Huawei Cloud confirmed its Pangu large language model (LLM) could be made available to South Africa should this market show demand for the technology as the company moves to entrench its AI-driven Everything-as-a-Service (EaaS) strategy.
Speaking at the company’s 5 annual ICT Editors Xchange hosted last week in Johannesburg, Calvin Huang, head of solutions architect, Huawei Cloud SA said Huawei is focused on building AI native infrastructure to support AI adoption and supply the requisite computing power.
The Chinese tech giant launched an updated Pangu 5.0 LLM, and the latest version of its Harmony operating system, HarmonyOS Next, at its annual developer conference in Dongguan last week.

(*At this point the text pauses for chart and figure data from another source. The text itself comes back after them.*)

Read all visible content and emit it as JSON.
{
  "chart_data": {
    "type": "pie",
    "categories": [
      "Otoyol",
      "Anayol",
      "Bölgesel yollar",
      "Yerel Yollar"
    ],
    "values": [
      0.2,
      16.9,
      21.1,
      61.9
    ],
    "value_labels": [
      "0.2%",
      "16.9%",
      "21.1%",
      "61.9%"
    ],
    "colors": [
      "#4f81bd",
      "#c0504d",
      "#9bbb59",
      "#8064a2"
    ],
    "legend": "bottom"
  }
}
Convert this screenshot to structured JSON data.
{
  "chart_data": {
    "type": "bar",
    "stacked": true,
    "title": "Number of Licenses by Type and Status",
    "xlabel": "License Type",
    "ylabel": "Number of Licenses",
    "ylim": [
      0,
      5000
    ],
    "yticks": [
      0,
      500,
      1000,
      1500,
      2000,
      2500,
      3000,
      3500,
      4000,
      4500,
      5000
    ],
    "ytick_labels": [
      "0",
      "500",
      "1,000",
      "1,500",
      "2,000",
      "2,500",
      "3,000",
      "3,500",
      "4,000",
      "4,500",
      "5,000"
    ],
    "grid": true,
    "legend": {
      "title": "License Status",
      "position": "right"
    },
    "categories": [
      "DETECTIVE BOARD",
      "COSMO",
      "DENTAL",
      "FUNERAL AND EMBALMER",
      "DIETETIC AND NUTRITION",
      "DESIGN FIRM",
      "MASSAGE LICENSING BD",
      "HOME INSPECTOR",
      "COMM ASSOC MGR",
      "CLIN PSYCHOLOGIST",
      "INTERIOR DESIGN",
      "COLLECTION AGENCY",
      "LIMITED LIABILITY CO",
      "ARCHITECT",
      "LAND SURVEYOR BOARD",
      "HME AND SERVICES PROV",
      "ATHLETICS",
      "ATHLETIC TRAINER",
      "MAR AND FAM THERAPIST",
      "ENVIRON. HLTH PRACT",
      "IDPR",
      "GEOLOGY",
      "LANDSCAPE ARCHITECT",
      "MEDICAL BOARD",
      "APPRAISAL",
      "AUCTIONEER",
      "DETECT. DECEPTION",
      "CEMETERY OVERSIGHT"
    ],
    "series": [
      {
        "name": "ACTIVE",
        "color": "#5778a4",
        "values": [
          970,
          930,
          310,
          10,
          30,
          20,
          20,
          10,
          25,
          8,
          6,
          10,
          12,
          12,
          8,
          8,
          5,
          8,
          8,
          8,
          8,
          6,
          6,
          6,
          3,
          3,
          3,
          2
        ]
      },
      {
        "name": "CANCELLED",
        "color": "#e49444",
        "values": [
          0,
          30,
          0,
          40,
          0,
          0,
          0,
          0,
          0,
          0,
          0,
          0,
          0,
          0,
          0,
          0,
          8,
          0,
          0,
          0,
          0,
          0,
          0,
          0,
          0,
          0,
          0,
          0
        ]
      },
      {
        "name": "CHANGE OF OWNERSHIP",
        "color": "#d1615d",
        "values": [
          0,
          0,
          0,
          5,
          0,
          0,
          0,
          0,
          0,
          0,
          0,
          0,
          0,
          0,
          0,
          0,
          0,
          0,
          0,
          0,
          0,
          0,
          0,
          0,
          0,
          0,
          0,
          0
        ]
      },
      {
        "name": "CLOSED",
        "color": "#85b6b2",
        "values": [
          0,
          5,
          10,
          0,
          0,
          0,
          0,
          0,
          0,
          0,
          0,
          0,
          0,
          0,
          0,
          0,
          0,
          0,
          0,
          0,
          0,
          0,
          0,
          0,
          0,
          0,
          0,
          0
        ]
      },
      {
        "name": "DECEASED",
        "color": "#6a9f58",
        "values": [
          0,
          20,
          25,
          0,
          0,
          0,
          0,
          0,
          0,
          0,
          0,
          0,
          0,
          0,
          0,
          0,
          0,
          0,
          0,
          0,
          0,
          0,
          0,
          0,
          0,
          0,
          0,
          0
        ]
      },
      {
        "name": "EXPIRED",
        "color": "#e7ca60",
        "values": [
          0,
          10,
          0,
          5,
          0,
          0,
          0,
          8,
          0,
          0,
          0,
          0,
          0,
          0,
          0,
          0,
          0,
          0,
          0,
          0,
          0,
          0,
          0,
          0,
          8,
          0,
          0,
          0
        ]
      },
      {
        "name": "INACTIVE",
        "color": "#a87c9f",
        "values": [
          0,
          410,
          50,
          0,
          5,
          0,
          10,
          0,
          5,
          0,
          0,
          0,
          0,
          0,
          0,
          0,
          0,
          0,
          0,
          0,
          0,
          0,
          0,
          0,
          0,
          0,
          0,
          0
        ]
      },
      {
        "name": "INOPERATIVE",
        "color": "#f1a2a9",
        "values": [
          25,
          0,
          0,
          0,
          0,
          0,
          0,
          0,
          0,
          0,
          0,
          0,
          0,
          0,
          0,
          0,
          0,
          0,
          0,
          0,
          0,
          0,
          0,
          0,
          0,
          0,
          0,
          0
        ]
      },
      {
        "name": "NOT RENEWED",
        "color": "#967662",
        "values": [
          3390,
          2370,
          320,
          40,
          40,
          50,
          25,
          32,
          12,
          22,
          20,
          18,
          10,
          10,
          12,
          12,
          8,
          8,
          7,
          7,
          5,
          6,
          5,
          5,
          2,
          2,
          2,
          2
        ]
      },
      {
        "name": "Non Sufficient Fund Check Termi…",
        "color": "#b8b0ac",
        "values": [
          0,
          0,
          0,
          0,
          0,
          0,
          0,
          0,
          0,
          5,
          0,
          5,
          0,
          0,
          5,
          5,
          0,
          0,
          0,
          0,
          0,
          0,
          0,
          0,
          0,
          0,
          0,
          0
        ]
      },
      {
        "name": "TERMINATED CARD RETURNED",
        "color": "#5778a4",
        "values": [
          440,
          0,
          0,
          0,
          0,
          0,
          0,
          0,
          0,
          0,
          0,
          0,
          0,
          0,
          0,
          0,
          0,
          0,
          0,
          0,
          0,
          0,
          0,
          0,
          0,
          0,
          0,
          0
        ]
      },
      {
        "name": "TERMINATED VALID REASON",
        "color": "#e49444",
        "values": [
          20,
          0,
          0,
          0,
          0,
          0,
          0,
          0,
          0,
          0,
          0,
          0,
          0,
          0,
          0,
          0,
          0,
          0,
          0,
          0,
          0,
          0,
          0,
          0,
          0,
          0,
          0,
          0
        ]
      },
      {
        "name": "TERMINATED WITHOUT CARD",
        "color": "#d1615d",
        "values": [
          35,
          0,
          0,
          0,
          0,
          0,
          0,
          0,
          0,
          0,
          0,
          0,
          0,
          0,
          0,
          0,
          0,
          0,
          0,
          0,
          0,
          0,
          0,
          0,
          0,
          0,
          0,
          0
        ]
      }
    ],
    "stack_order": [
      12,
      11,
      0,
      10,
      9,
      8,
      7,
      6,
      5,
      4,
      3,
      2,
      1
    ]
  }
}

This new OS is designed to be used across all Huawei products, from smartphones, PCs and tablets, to cars and wearables, to enterprise applications
Huang said that the multi-layer Pangu model was developed using Huawei’s software, and in China, the company is experimenting with technology use cases including in-vehicle automation, weather prediction in agriculture as well as the deployment of virtual humans within education and e-commerce sectors.
Pangu 5.0 comes in four different sizes - the smallest model can be embedded in smartphones, and the midsize model has up to 90 billion parameters. The "ultra" model, with up to 230 billion parameters, is designed for complex enterprise tasks, while the "super" model has a one trillion parameters, ccorfing to Huawei.
SA market ready
ICT analyst and CEO of World Wide Worx Arthur Goldstuck said the SA GenAI Roadmap 2024 released in May this year reflects a market ready to embrace GenAI.
The research shows that 45% of respondents are not using GenAI, but plan to use it, while 24% use it unofficially (shadow AI), and just 11% use it as an officially approved tool.
The research, based on input from 100 of South Africa’s largest companies, also showed that 96,7% of respondents use or plan to use Chatbots, 95,6% use or plan to use text/written content, while 93,3% use or plan to use video creation.
“If you look at the statistics for the impact AI has on operations, 95% of companies reported positive impact on productivity, 71% said that AI had a positive impact on competitiveness… but it’s with turnover where the rubber hits the road because businesses want a return on investment and over 70% reported a positive impact on turnover,” said Goldstuck.
However, there is a need for policy to help regulate AI’s use, particularly in key sectors like education and healthcare, he said. In much the same way that SA’s PoPIA legislation is largely modelled on Europe’s GDPR, South Africa can leverage AI policy frameworks from abroad to construct its own policy.
Goldstuck advised that rather than view AI as a threat to people, businesses should consider the careful, responsible use of the technology “to make us better humans”.